I can't quite believe how many die-hard MASH fans are out there, not just swarming the Internet but even lurking in my life. Every few weeks another one is uncovered. I will mention I am doing this doc and someone I've known for years will swear 'I love that show!' MASH is President Obama's favourite television show ever. The show has an endearing appeal. Now for a confession. During the whole two years of making this doc I haven't been able to watch one single episode in it's entirety. Producer Ed Barreveld got us the DVD special edition which came with a fancy box and other collectibles. But other than zipping through a particular episode for a scene, I haven't sat down to watch the show. Not once. I can't. I grew up watching MASH. I loved the show, I had a deep school girl crush on Hawkeye (he seemed so sensitive and smart and did I mention sensitive?) and I remember countless afternoons I'd be on the living room floor watching the show. The theme runs like an alternate heartbeat through my blood. But I am deeply conflicted by the show. On an emotional and political level. My father hated the show and would scoff at it but I just dismissed his displeasure as part of his every day orneriness. When I was older and started reading about the Korean War I realized that MASH was set in the Korean War. But I had never known that.
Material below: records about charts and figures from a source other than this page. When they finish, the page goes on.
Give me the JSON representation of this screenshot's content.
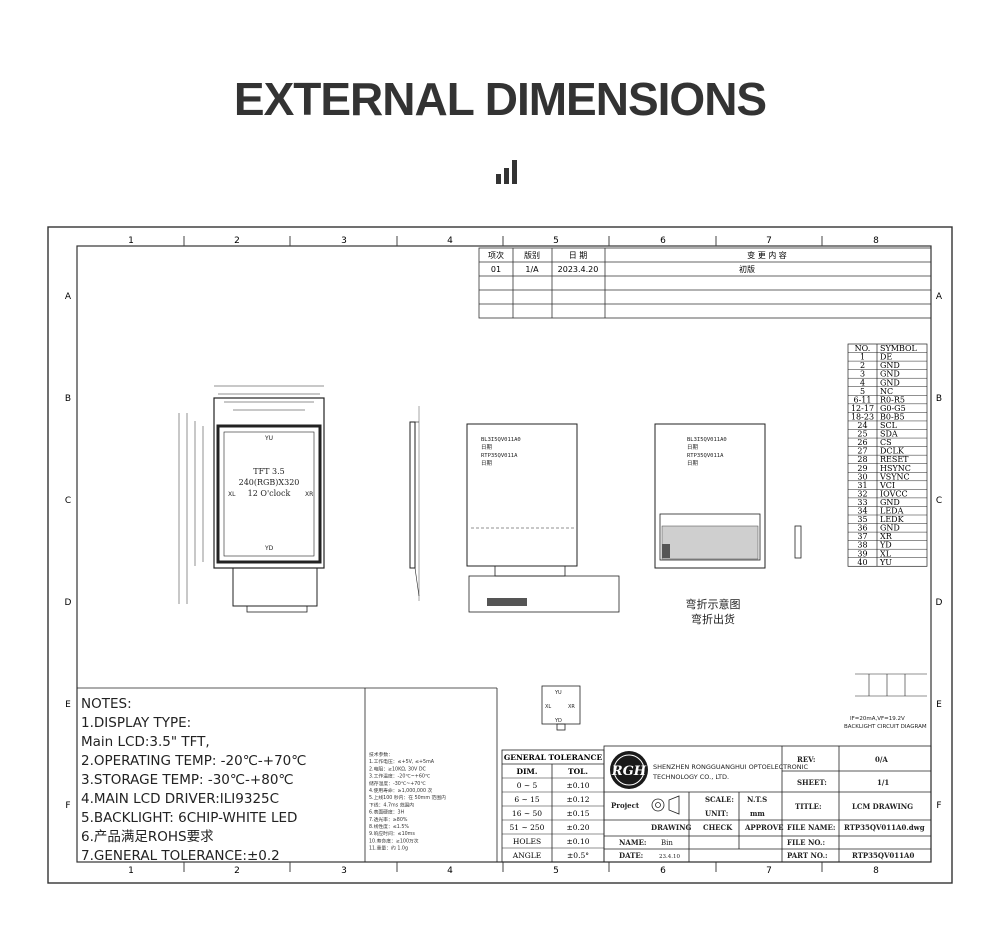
{
  "page": {
    "title": "EXTERNAL DIMENSIONS",
    "icon": "signal-bars-icon"
  },
  "frame": {
    "col_labels": [
      "1",
      "2",
      "3",
      "4",
      "5",
      "6",
      "7",
      "8"
    ],
    "row_labels": [
      "A",
      "B",
      "C",
      "D",
      "E",
      "F"
    ]
  },
  "revision": {
    "headers": [
      "项次",
      "版别",
      "日 期",
      "变 更 内 容"
    ],
    "row": [
      "01",
      "1/A",
      "2023.4.20",
      "初版"
    ]
  },
  "front_view": {
    "lines": [
      "TFT 3.5",
      "240(RGB)X320",
      "12 O'clock"
    ],
    "pins": {
      "top": "YU",
      "left": "XL",
      "right": "XR",
      "bottom": "YD"
    }
  },
  "views": {
    "back_label_lines": [
      "BL3I5QV011A0",
      "日期",
      "RTP35QV011A",
      "日期"
    ],
    "back_label2_lines": [
      "BL3I5QV011A0",
      "日期",
      "RTP35QV011A",
      "日期"
    ],
    "fold_caption": [
      "弯折示意图",
      "弯折出货"
    ]
  },
  "pins": {
    "headers": [
      "NO.",
      "SYMBOL"
    ],
    "rows": [
      [
        "1",
        "DE"
      ],
      [
        "2",
        "GND"
      ],
      [
        "3",
        "GND"
      ],
      [
        "4",
        "GND"
      ],
      [
        "5",
        "NC"
      ],
      [
        "6-11",
        "R0-R5"
      ],
      [
        "12-17",
        "G0-G5"
      ],
      [
        "18-23",
        "B0-B5"
      ],
      [
        "24",
        "SCL"
      ],
      [
        "25",
        "SDA"
      ],
      [
        "26",
        "CS"
      ],
      [
        "27",
        "DCLK"
      ],
      [
        "28",
        "RESET"
      ],
      [
        "29",
        "HSYNC"
      ],
      [
        "30",
        "VSYNC"
      ],
      [
        "31",
        "VCI"
      ],
      [
        "32",
        "IOVCC"
      ],
      [
        "33",
        "GND"
      ],
      [
        "34",
        "LEDA"
      ],
      [
        "35",
        "LEDK"
      ],
      [
        "36",
        "GND"
      ],
      [
        "37",
        "XR"
      ],
      [
        "38",
        "YD"
      ],
      [
        "39",
        "XL"
      ],
      [
        "40",
        "YU"
      ]
    ],
    "backlight_note": "IF=20mA,VF=19.2V",
    "backlight_caption": "BACKLIGHT CIRCUIT DIAGRAM"
  },
  "notes": {
    "lines": [
      "NOTES:",
      "1.DISPLAY TYPE:",
      "   Main LCD:3.5\" TFT,",
      "2.OPERATING TEMP: -20℃-+70℃",
      "3.STORAGE TEMP: -30℃-+80℃",
      "4.MAIN LCD DRIVER:ILI9325C",
      "5.BACKLIGHT: 6CHIP-WHITE LED",
      "6.产品满足ROHS要求",
      "7.GENERAL TOLERANCE:±0.2"
    ]
  },
  "tech_notes": {
    "lines": [
      "技术参数：",
      "1.工作电压：≤+5V, ≤+5mA",
      "2.电阻：≥10KΩ, 30V DC",
      "3.工作温度：-20℃~+60℃",
      "  储存温度：-30℃~+70℃",
      "4.使用寿命：≥1,000,000 次",
      "5.上线100 秒内：在 50mm 范围内",
      "  下线：4.7ms 范围内",
      "6.表面硬度：3H",
      "7.透光率：≥80%",
      "8.线性度：≤1.5%",
      "9.响应时间：≤10ms",
      "10.寿命度：≥100万次",
      "11.重量：约 1.0g"
    ]
  },
  "tolerance": {
    "title": "GENERAL TOLERANCE",
    "headers": [
      "DIM.",
      "TOL."
    ],
    "rows": [
      [
        "0  ~  5",
        "±0.10"
      ],
      [
        "6  ~  15",
        "±0.12"
      ],
      [
        "16  ~  50",
        "±0.15"
      ],
      [
        "51  ~  250",
        "±0.20"
      ],
      [
        "HOLES",
        "±0.10"
      ],
      [
        "ANGLE",
        "±0.5°"
      ]
    ]
  },
  "title_block": {
    "logo": "RGH",
    "company_line1": "SHENZHEN RONGGUANGHUI OPTOELECTRONIC",
    "company_line2": "TECHNOLOGY CO., LTD.",
    "rev_label": "REV:",
    "rev_value": "0/A",
    "sheet_label": "SHEET:",
    "sheet_value": "1/1",
    "project_label": "Project",
    "scale_label": "SCALE:",
    "scale_value": "N.T.S",
    "unit_label": "UNIT:",
    "unit_value": "mm",
    "title_label": "TITLE:",
    "title_value": "LCM DRAWING",
    "drawing": "DRAWING",
    "check": "CHECK",
    "approve": "APPROVE",
    "file_label": "FILE NAME:",
    "file_value": "RTP35QV011A0.dwg",
    "fileno_label": "FILE NO.:",
    "name_label": "NAME:",
    "name_value": "Bin",
    "date_label": "DATE:",
    "date_value": "23.4.10",
    "part_label": "PART NO.:",
    "part_value": "RTP35QV011A0"
  }
}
All those years watching the show, I never caught on that those helpless Asians that occasionally wandered onscreen were supposed to be Korean. Me! Something like shame set in when I understood that I was watching a warped re-visioning of me and my people on the small screen and yet I didn't even know enough to be angry about it. And then I understood my father's response. He'd lived through the Korean War which had killed three million Koreans and ripped apart the country which remains divided to this day. In the first month of their operation alone, the Strategic Air Command groups of the allied forces dropped 4,000 tons of bombs on Korean soil. Besides high explosives, the bombers used napalm. One bomber pilot described the devastation saying, "we eventually burned down every town in North Korea... and some in South Korea too. We even burned down [the South Korean city of] Pusan -- an accident, but we burned it down anyway." So for surviving Koreans, the war was not a comedy and the American portrayal of Korea's tragedy was an insult.


Most of the Koreans who appear in the series are usually stereotypes or caricatured in one way or another. They appear as prostitutes, helpless victims, or malevolent criminals. When I asked Gene Reynolds about this he admitted that Koreans were written that way because it was well, just funnier. He said: "One thing that we did and I admit that it was something that Korean audiences would not care for and I'm, I feel guilty about it myself and that is that we caricatured Koreans often." In making the doc I wanted to bring this perspective forward without hammering the point.


It seems like the TV gods get the last laugh when it comes to MASH. They played tricks on Hornberger, turning his politics upside down. They took a war most of America had forgotten and repurposed it for political exigency as another Asian war. And they have taken a chapter in history about the heroism of ordinary people that might have left forgotten in some memory chest somewhere and parlayed it into a television classic that continues to matter to this day.


Nurse Cathy Drake from MASH 8055 puts it best:


"And who would have ever thought that the word MASH which means Mobile Army Surgical Hospital would be such a big word. I mean we just got assigned to a MASH and that was it. And to think what that term has turned out to be besides mashing potatoes huh?"